SIMPLESMENTE QUERIA QUE GUARDIOLA PUDESSE ASSUMIR A SELEÇÃO E RESGATAR EM TODO O FUTEBOL BRASILEIRO A QUALIDADE DO JOGO
Não é por causa dessa ameaça de Felipão a mim que não torcerei pelo time dele (meu problema maior sempre foi mais com o assessor de imprensa dele, um profissional que mais afasta o cliente da imprensa do que o aproxima). Eu admito a alegria e o orgulho do meu pai, um torcedor fanático da Seleção, coisa difícil de se ver na minha geração. Eu simplesmente queria, como romântico que sou e como amante do bom futebol, que Guardiola pudesse assumir a Seleção e resgatar não só nela mas em todo o futebol brasileiro a qualidade do jogo, a busca por um estilo mais brasileiro, mais holandês, como é o do Barcelona desde Rinus Michels e Cruyff. Com Marin é que não haveria mesmo uma renovação, nada seria oxigenado no futebol brasileiro, muito ao contrário.
A escolha por Felipão e Parreira simboliza a opção pelo futebol de resultado, tudo o que eu não queria, como jornalista (seria muito mais legal e leve cobrir o time com Guardiola), como um cara que curte futebol lúdico (o que Guardiola tem de melhor é chegar para seus jogadores antes das partidas e dizer “desfrutem”) e como brasileiro (a identidade nacional passa por uma equipe que orgulhe seu país e retrate seu espírito alegre, despojado e artístico em campo). Se falei da minha relação conflituosa com Felipão (nem contei que fui a Portugal pela “Folha de S. Paulo” mostrar o bem que ele fez unindo o povo em torno da seleção na Euro-2004 e que, após o assessor dele me negar uma mísera frase dele para o jornal como um “castigo”, torci sim para a Grécia naquela final, sem acreditar que era possível aquele ótimo time luso dar vexame em casa e cair de novo diante do tosco, defensivo e previsível selecionado grego), sempre fui um bom amigo de Parreira (Carlos Alberto, não “Antonio” ou “Parreiras”, como disse na coletiva Marin, um dirigente do tempo dos telegramas).
Parreira é um homem cheio de virtudes, assim como Felipão, só que é polido, bem-educado, um estudioso, um teórico da bola, um amante da história do futebol, um cidadão do mundo, nada provinciano. Mesmo sendo muito mais refinado que Luiz Felipe Scolari, ele conseguiu também unir o povo em torno da Seleção em alguns momentos, como fez com a África do Sul em 2010 na Copa do Mundo. Acho bacana conseguir essa ligação entre povo e seleção, só que eu preferia mesmo que isso acontecesse como em 1982, época em que o cheiro da democracia começava a tomar conta do país e época em que uma seleção deliciosa encantava qualquer garoto como eu ou mesmo qualquer senhor que tenha visto as lendárias seleções de 1958, 1962 e 1970.
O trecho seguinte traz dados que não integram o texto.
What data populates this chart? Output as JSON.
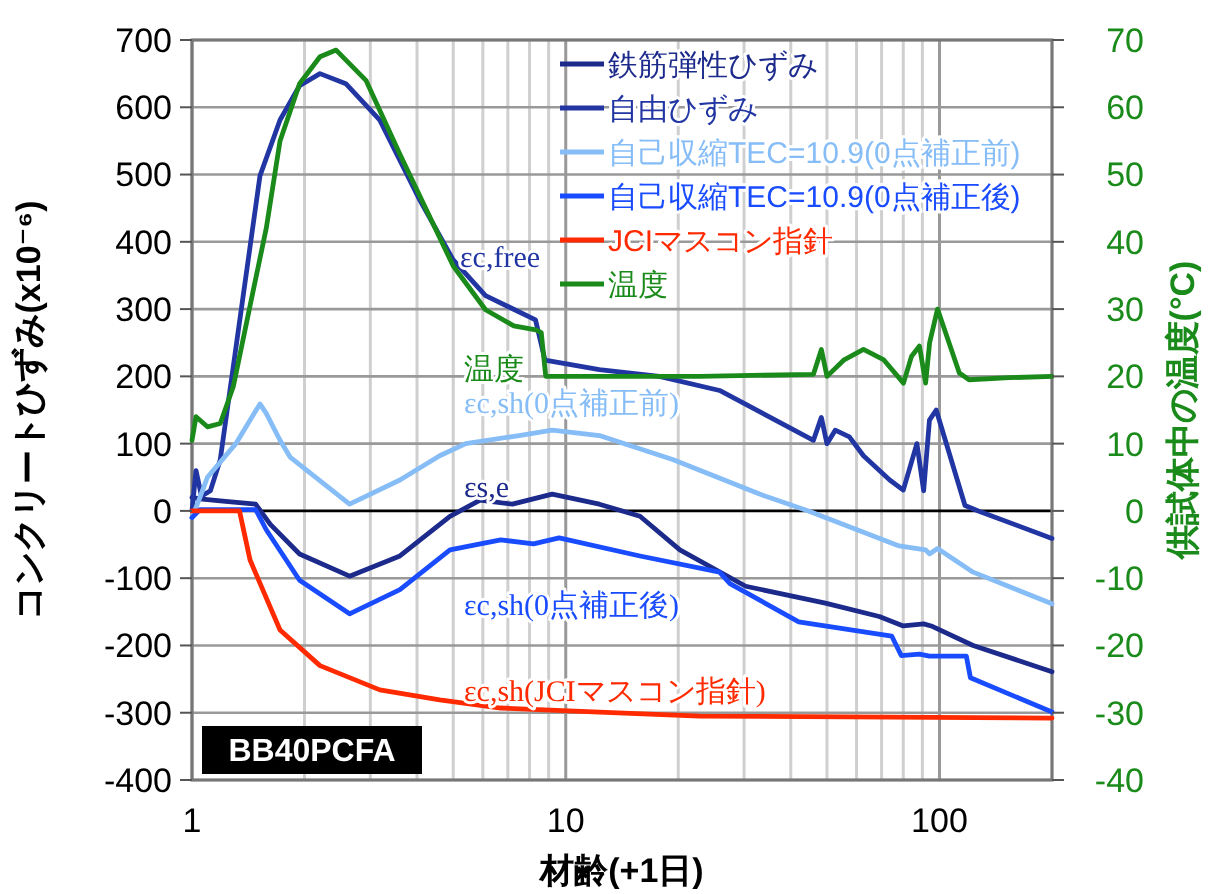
{
  "chart_data": {
    "type": "line",
    "xlabel": "材齢(+1日)",
    "ylabel": "コンクリートひずみ(x10⁻⁶)",
    "y2label": "供試体中の温度(°C)",
    "log": "x",
    "xlim": [
      1,
      200
    ],
    "xticks": [
      1,
      {
        "value": 2,
        "label": null
      },
      {
        "value": 3,
        "label": null
      },
      {
        "value": 4,
        "label": null
      },
      {
        "value": 5,
        "label": null
      },
      {
        "value": 6,
        "label": null
      },
      {
        "value": 7,
        "label": null
      },
      {
        "value": 8,
        "label": null
      },
      {
        "value": 9,
        "label": null
      },
      10,
      {
        "value": 20,
        "label": null
      },
      {
        "value": 30,
        "label": null
      },
      {
        "value": 40,
        "label": null
      },
      {
        "value": 50,
        "label": null
      },
      {
        "value": 60,
        "label": null
      },
      {
        "value": 70,
        "label": null
      },
      {
        "value": 80,
        "label": null
      },
      {
        "value": 90,
        "label": null
      },
      100,
      {
        "value": 200,
        "label": null
      }
    ],
    "ylim": [
      -400,
      700
    ],
    "yticks": [
      -400,
      -300,
      -200,
      -100,
      0,
      100,
      200,
      300,
      400,
      500,
      600,
      700
    ],
    "y2lim": [
      -40,
      70
    ],
    "y2ticks": [
      -40,
      -30,
      -20,
      -10,
      0,
      10,
      20,
      30,
      40,
      50,
      60,
      70
    ],
    "grid": true,
    "legend": "top right",
    "line_style": "solid",
    "marker": "none",
    "series": [
      {
        "name": "鉄筋弾性ひずみ",
        "color": "#1c2a8c",
        "x": [
          1,
          1.05,
          1.19,
          1.48,
          1.62,
          1.94,
          2.64,
          3.6,
          4.9,
          5.9,
          7.2,
          9.2,
          12.3,
          15.8,
          20.2,
          30.3,
          49.5,
          69,
          80,
          90.7,
          95,
          123,
          200
        ],
        "values": [
          20,
          18,
          15,
          10,
          -20,
          -64,
          -97,
          -67,
          -8,
          16,
          10,
          25,
          10,
          -8,
          -58,
          -112,
          -137,
          -157,
          -171,
          -168,
          -171,
          -200,
          -239
        ]
      },
      {
        "name": "自由ひずみ",
        "color": "#2236a3",
        "x": [
          1,
          1.025,
          1.06,
          1.12,
          1.19,
          1.52,
          1.72,
          1.94,
          2.2,
          2.58,
          3.18,
          4.07,
          5.0,
          6.1,
          7.3,
          8.3,
          8.8,
          12.3,
          17.8,
          25.8,
          46,
          48.3,
          50,
          52.6,
          57.4,
          62.6,
          73.6,
          80,
          87,
          90.7,
          94,
          98,
          117,
          127,
          200
        ],
        "values": [
          0,
          60,
          22,
          30,
          76,
          498,
          581,
          632,
          650,
          635,
          581,
          462,
          373,
          320,
          299,
          284,
          224,
          210,
          200,
          179,
          105,
          139,
          100,
          120,
          110,
          82,
          46,
          31,
          100,
          30,
          135,
          150,
          8,
          0,
          -41
        ]
      },
      {
        "name": "自己収縮TEC=10.9(0点補正前)",
        "color": "#86bdf7",
        "x": [
          1,
          1.05,
          1.1,
          1.31,
          1.52,
          1.58,
          1.72,
          1.83,
          2.64,
          3.6,
          4.6,
          5.4,
          7.5,
          9.2,
          12.3,
          19.4,
          33,
          44.6,
          78,
          91.8,
          94,
          98.8,
          123,
          200
        ],
        "values": [
          -10,
          20,
          50,
          100,
          159,
          145,
          105,
          80,
          10,
          46,
          82,
          100,
          112,
          120,
          112,
          76,
          25,
          0,
          -52,
          -58,
          -64,
          -56,
          -91,
          -138
        ]
      },
      {
        "name": "自己収縮TEC=10.9(0点補正後)",
        "color": "#1a4cff",
        "x": [
          1,
          1.05,
          1.48,
          1.58,
          1.94,
          2.64,
          3.6,
          4.9,
          6.7,
          8.2,
          9.6,
          15.8,
          25.8,
          27.5,
          42,
          74.5,
          79,
          88.4,
          94,
          118,
          121,
          200
        ],
        "values": [
          -10,
          2,
          2,
          -28,
          -103,
          -153,
          -117,
          -58,
          -43,
          -49,
          -40,
          -67,
          -91,
          -108,
          -165,
          -186,
          -215,
          -213,
          -216,
          -216,
          -248,
          -299
        ]
      },
      {
        "name": "JCIマスコン指針",
        "color": "#ff2a00",
        "x": [
          1,
          1.34,
          1.43,
          1.72,
          2.2,
          3.18,
          4.6,
          6.7,
          12.3,
          22.8,
          200
        ],
        "values": [
          0,
          0,
          -73,
          -177,
          -230,
          -266,
          -281,
          -293,
          -299,
          -305,
          -308
        ]
      },
      {
        "name": "温度",
        "color": "#1a8a1a",
        "axis": "y2",
        "x": [
          1,
          1.025,
          1.1,
          1.19,
          1.29,
          1.43,
          1.58,
          1.72,
          1.94,
          2.2,
          2.43,
          2.92,
          3.6,
          4.07,
          5.0,
          6.1,
          7.26,
          8.32,
          8.6,
          8.84,
          12.3,
          22.8,
          46,
          48.3,
          50,
          55.4,
          62.6,
          70.8,
          80.1,
          84.2,
          88.4,
          91.8,
          94.1,
          98.8,
          113,
          120,
          154,
          200
        ],
        "values": [
          10.5,
          14,
          12.5,
          13,
          18.5,
          30.5,
          42,
          55,
          63.5,
          67.5,
          68.5,
          64,
          53,
          46.8,
          36.4,
          29.9,
          27.5,
          26.9,
          26.5,
          20,
          20,
          20,
          20.3,
          24,
          20,
          22.4,
          24,
          22.5,
          19,
          23,
          24.5,
          19,
          25,
          30,
          20.5,
          19.5,
          19.8,
          20
        ]
      }
    ],
    "annotations": [
      "εs,e",
      "εc,free",
      "εc,sh(0点補正前)",
      "εc,sh(0点補正後)",
      "εc,sh(JCIマスコン指針)",
      "温度",
      "BB40PCFA"
    ]
  }
}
Faz tempo que não discuto futebol com Parreira, durante meses preparei colunas dele na “Folha de S. Paulo” e cheguei a fazer, como jornalista, o breve curso da CBF no qual ele era professor. Não sei o quanto ele está atualizado, só sei que ele está motivado como sempre a participar de mais uma Copa do Mundo. Mas em 2006 ele foi uma negação, em vários sentidos. Motivação não faltará ao Brasil em 2014, e creio sim que na hora H a imensa maioria do povo, como pediu Marin, abraçará a Seleção (foi assim em 1970 quando a Seleção ganhou o tri, com Parreira como preparador físico e com a ditadura como pano de fundo). Eu não abraçarei, peço perdão por essa minha fraqueza. É contra os meus princípios, embora eu ficarei sim feliz vendo milhões de conterrâneos e muitos que estarão ao meu lado felizes.
Resmumindo: eu amo o Brasil demais, mesmo com todos os problemas e erros. Mas não posso me permitir agora torcer e abraçar esta seleção. Hup! Hup! Holland!"